Technologies for Enhanced Documentation of African Languages (TEDAL)

Workshop organized by Felix Ameka, Emmanuel Ngué Um, Sara Petrollino, Mmasibidi Setaka and Daan van Esch

Short description
Programme
Sponsors
Short description

This proposal is the Lorentz-eScience winner 2021.

Language documentation in Africa has been on the increase in the past 20 years, with many researchers documenting languages for which little or no record existed. Despite this, there are several bottlenecks that slow down the current workflow and hamper the application of cutting-edge AI technologies to these less resourced languages. A consequence of this is that less resourced languages are left behind and cannot benefit from the recent advances in machine learning and automatic speech recognition technologies that have played an important role in enhancing the visibility and information flow of major world languages. 

Typical bottlenecks in the language documentation pipeline are the transcriptions of audio or video recorded data, data annotations (e.g. translations, POS tagging), and the lack of technical computational experience among language documenters.
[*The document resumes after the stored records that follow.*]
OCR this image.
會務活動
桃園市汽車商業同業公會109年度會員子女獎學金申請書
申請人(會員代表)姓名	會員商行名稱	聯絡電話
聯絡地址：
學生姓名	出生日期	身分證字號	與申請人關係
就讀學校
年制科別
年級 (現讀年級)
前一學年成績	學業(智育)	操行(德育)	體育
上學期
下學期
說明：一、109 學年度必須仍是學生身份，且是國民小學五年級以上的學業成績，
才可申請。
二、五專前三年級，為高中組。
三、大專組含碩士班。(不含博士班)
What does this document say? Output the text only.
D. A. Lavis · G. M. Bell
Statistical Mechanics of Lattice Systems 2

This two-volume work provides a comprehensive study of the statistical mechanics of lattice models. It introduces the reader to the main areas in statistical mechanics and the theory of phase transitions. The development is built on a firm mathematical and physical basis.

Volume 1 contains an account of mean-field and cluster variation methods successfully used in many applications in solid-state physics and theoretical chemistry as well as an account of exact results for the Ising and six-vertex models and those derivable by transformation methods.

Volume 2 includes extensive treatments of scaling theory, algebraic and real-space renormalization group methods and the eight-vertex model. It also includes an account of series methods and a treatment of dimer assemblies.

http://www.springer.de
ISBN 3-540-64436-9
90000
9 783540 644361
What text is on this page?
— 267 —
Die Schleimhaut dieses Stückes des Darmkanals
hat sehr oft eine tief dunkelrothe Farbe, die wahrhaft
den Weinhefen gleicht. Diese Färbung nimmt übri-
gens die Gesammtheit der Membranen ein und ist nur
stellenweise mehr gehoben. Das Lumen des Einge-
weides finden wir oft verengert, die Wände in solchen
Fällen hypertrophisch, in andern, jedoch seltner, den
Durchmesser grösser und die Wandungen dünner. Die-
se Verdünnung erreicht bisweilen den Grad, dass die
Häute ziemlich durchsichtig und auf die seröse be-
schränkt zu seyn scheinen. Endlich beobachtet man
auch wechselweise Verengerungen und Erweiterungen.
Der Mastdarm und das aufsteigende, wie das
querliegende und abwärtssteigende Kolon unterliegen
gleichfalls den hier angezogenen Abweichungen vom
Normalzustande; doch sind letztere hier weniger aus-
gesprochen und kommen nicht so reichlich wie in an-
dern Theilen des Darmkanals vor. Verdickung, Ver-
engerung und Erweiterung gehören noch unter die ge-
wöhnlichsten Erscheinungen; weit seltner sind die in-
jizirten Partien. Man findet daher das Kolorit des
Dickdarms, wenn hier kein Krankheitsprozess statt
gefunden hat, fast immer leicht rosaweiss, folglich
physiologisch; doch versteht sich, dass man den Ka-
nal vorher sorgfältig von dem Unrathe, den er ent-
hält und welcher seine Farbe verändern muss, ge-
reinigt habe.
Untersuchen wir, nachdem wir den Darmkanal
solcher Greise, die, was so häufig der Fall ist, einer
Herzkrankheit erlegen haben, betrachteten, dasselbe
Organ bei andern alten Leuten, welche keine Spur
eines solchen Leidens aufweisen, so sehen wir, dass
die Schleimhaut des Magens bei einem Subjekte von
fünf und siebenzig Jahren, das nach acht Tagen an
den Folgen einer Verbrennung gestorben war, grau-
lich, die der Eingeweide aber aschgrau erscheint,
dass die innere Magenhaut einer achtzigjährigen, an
If these bottlenecks are not addressed, language documentation processes cannot be enhanced, directly impacting not only the availability of the documentation output in terms of the records of linguistic practices, but also increasing the digital divide that separates less-resourced languages from major world languages. 

The workshop seeks to be a testing ground for data and software carpentry where documentary linguists, language community members, computer scientists and software developers can exchange their knowledge and experience about the application of AI technologies to African languages and the field of documentary linguistics. In this regard, the organisers’ wish is to align the language documentation agenda with the national AI research agenda (AIREA-NL), and contribute to a human-centered AI approach as  advocated by The Hybrid Intelligence Centre and Humane AI.  

The workshop builds on discussions and lessons learnt from the workshop hosted by the Lorentz Center in 2019: Digital Humanities – the perspective of Africa (https://dhafrica.blog/lorentzworkshop/) and follow-up meetings such as the ones that took place in the context of the UNESCO conference LT4All, and the Global Digital Humanities Symposium at Michigan State University. 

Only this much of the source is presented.